You can't blame Obama for this and as crazy as it sounds, the Dow is far more stable now than it was back in Q4 08. Then, we saw drops of 5%-8% on a daily basis. Here, the most we'll see is a 4% fall, if even that.

WSJ has really fallen the wayside the last year, pretty much since Murdock took it over.

Midnight Mike
2009-03-08, 12:32 PM
The Dow was as high as 14,000 points when Bush was in power and went down to about 8,000 when he left office. That's a drop of about 6,000 points, but I don't see the WSJ blaming Bush.

You can't blame Obama for this and as crazy as it sounds, the Dow is far more stable now than it was back in Q4 08. Then, we saw drops of 5%-8% on a daily basis. Here, the most we'll see is a 4% fall, if even that.

WSJ has really fallen the wayside the last year, pretty much since Murdock took it over.

The Dow has reacted negatively to President Obama since he won the Presidential election back in November/2008.
http://s.wsj.net/public/resources/images/ED-AJ102_1obama_NS_20090302200015.gif


The Dow is always looking ahead & once Obama won the big seat, the market has been reacting to President Obama, something else, back in 2008, then, President-Elect Obama took an active role in the state of the economy in order to calm the economy down, which did not work.
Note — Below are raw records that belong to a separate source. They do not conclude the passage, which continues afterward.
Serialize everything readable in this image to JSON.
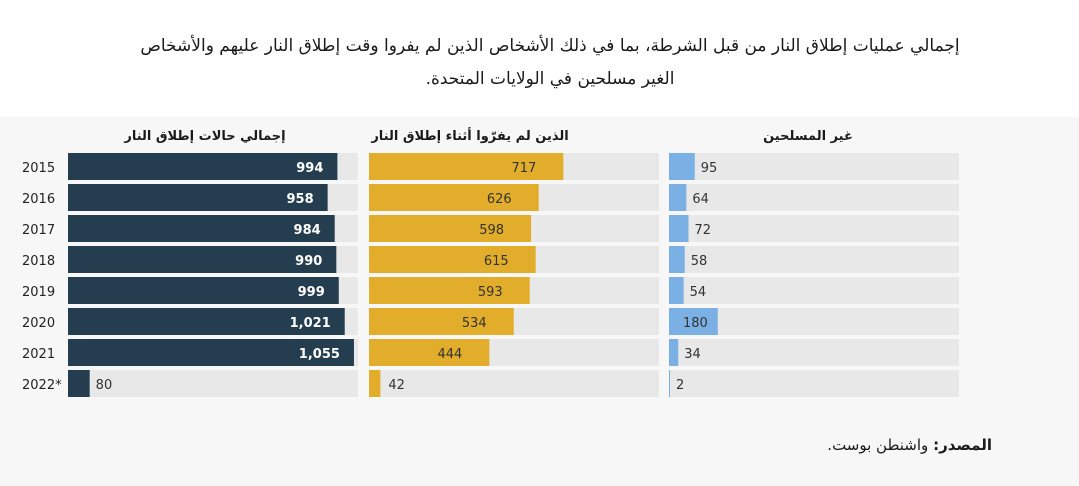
{
  "title": "إجمالي عمليات إطلاق النار من قبل الشرطة، بما في ذلك الأشخاص الذين لم يفروا وقت إطلاق النار عليهم والأشخاص الغير مسلحين في الولايات المتحدة.",
  "source": {
    "label": "المصدر:",
    "text": "واشنطن بوست."
  },
  "colors": {
    "total": "#243d4f",
    "not_fleeing": "#e2ad2a",
    "unarmed": "#7ab0e4",
    "track": "#e8e8e8",
    "panel_bg": "#f7f7f7"
  },
  "chart_data": {
    "type": "bar",
    "categories": [
      "2015",
      "2016",
      "2017",
      "2018",
      "2019",
      "2020",
      "2021",
      "2022*"
    ],
    "series": [
      {
        "name": "إجمالي حالات إطلاق النار",
        "values": [
          994,
          958,
          984,
          990,
          999,
          1021,
          1055,
          80
        ],
        "labels": [
          "994",
          "958",
          "984",
          "990",
          "999",
          "1,021",
          "1,055",
          "80"
        ],
        "max": 1070
      },
      {
        "name": "الذين لم يفرّوا أثناء إطلاق النار",
        "values": [
          717,
          626,
          598,
          615,
          593,
          534,
          444,
          42
        ],
        "labels": [
          "717",
          "626",
          "598",
          "615",
          "593",
          "534",
          "444",
          "42"
        ],
        "max": 1070
      },
      {
        "name": "غير المسلحين",
        "values": [
          95,
          64,
          72,
          58,
          54,
          180,
          34,
          2
        ],
        "labels": [
          "95",
          "64",
          "72",
          "58",
          "54",
          "180",
          "34",
          "2"
        ],
        "max": 1070
      }
    ]
  }
}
http://images.newsmax.com/headline_vertical/office.jpg

bonanzabucks
2009-03-09, 07:52 PM
Let's take a look at Google Finance and check out the Dow for the last year. It was as high as 14,000, but went down to 8,000 even before Obama was elected in November. This was way, way, way before we knew who was going to be in office. So, while the Dow is in the toilet now and Obama hasn't inspired much confidence, can you tell me with a straight face that Bush did since October '07?

http://www.google.com/finance?chdnp=1&c ... DJI&ntsp=0 (http://www.google.com/finance?chdnp=1&chdd=1&chds=1&chdv=1&chvs=maximized&chdeh=0&chdet=1236642537291&chddm=153414&q=INDEXDJX:.DJI&ntsp=0)

Look at the chart here. Pretty dismal record from October '07 until November '08, don't you think? Or you going to make excuses?